Le directeur de la rédaction des Echos, Erik Izraelewicz, devait rester en poste pendant deux ans, selon les accords signés par le nouveau propriétaire Bernard Arnault. Il a finalement signé ce mardi matin avec La Tribune, et est revenu très vertement sur les conditions de son départ à 15 heures, devant la rédaction des Echos :
« J'ai craqué. Je voulais intensément rester, mais j'ai compris qu'on ne voulait pas de moi. Bernard Arnault ne pouvait pas me virer. Comme il est intelligent, il a adopté une autre stratégie : il a cherché à me dégoûter. Ils [la direction de LVMH, représentée aux Echos par Nicolas Beytout, ndlr ] ont voulu me piéger. Ils y sont parfaitement arrivés.
Mes relations avec Nicolas Beytout sont parfaitement exécrables. J'ai découvert la face cachée de Nicolas Beytout : perversité, arrogance, mépris, mauvaise foi.
Depuis six mois, j'encaissais. Il empiétait sur le territoire du directeur de la rédaction. Il veut devenir de plus en plus le « super directeur de la rédaction'.
C'était un piège. Une éthique minimale n'est même pas respectée. »
Erik Izraelewicz a ensuite déclaré avoir « mille exemples » d'interférences de Nicolas Beytout, directeur général de LVMH Médias, dans les aspects rédactionnels du journal : négociations de partenariats avec d'autres médias, déjeuners avec des cadres de la rédaction…

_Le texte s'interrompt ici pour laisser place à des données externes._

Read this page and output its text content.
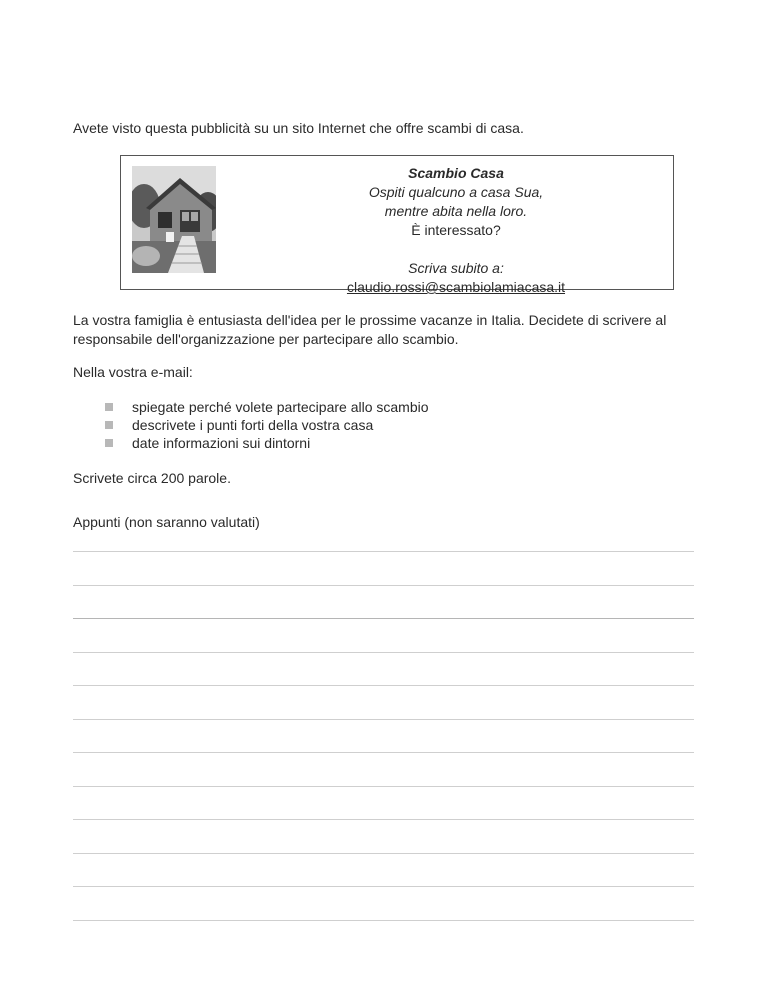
Avete visto questa pubblicità su un sito Internet che offre scambi di casa.
Scambio Casa
Ospiti qualcuno a casa Sua,
mentre abita nella loro.
È interessato?
Scriva subito a:
claudio.rossi@scambiolamiacasa.it
La vostra famiglia è entusiasta dell'idea per le prossime vacanze in Italia. Decidete di scrivere al responsabile dell'organizzazione per partecipare allo scambio.
Nella vostra e-mail:
spiegate perché volete partecipare allo scambio
descrivete i punti forti della vostra casa
date informazioni sui dintorni
Scrivete circa 200 parole.
Appunti (non saranno valutati)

Ces déclarations semblent confirmer la piètre idée qu'a Bernard Arnault de l'indépendance d'une rédaction.
En fin d'après-midi, après une rencontre avec Nicolas Beytout, les journalistes réunis en assemblée générale ont voté la grève à une large majorité (106 pour, 41 contre, 2 blancs et 2 nuls), afin de « manifester leur défiance ». Dans un communiqué :
« Ils constatent que le nouvel actionnaire et la nouvelle direction, qui s'y étaient pourtant engagés, n'ont pas réuni les conditions susceptibles de permettre au directeur de la rédaction de poursuivre sa mission en toute indépendance. »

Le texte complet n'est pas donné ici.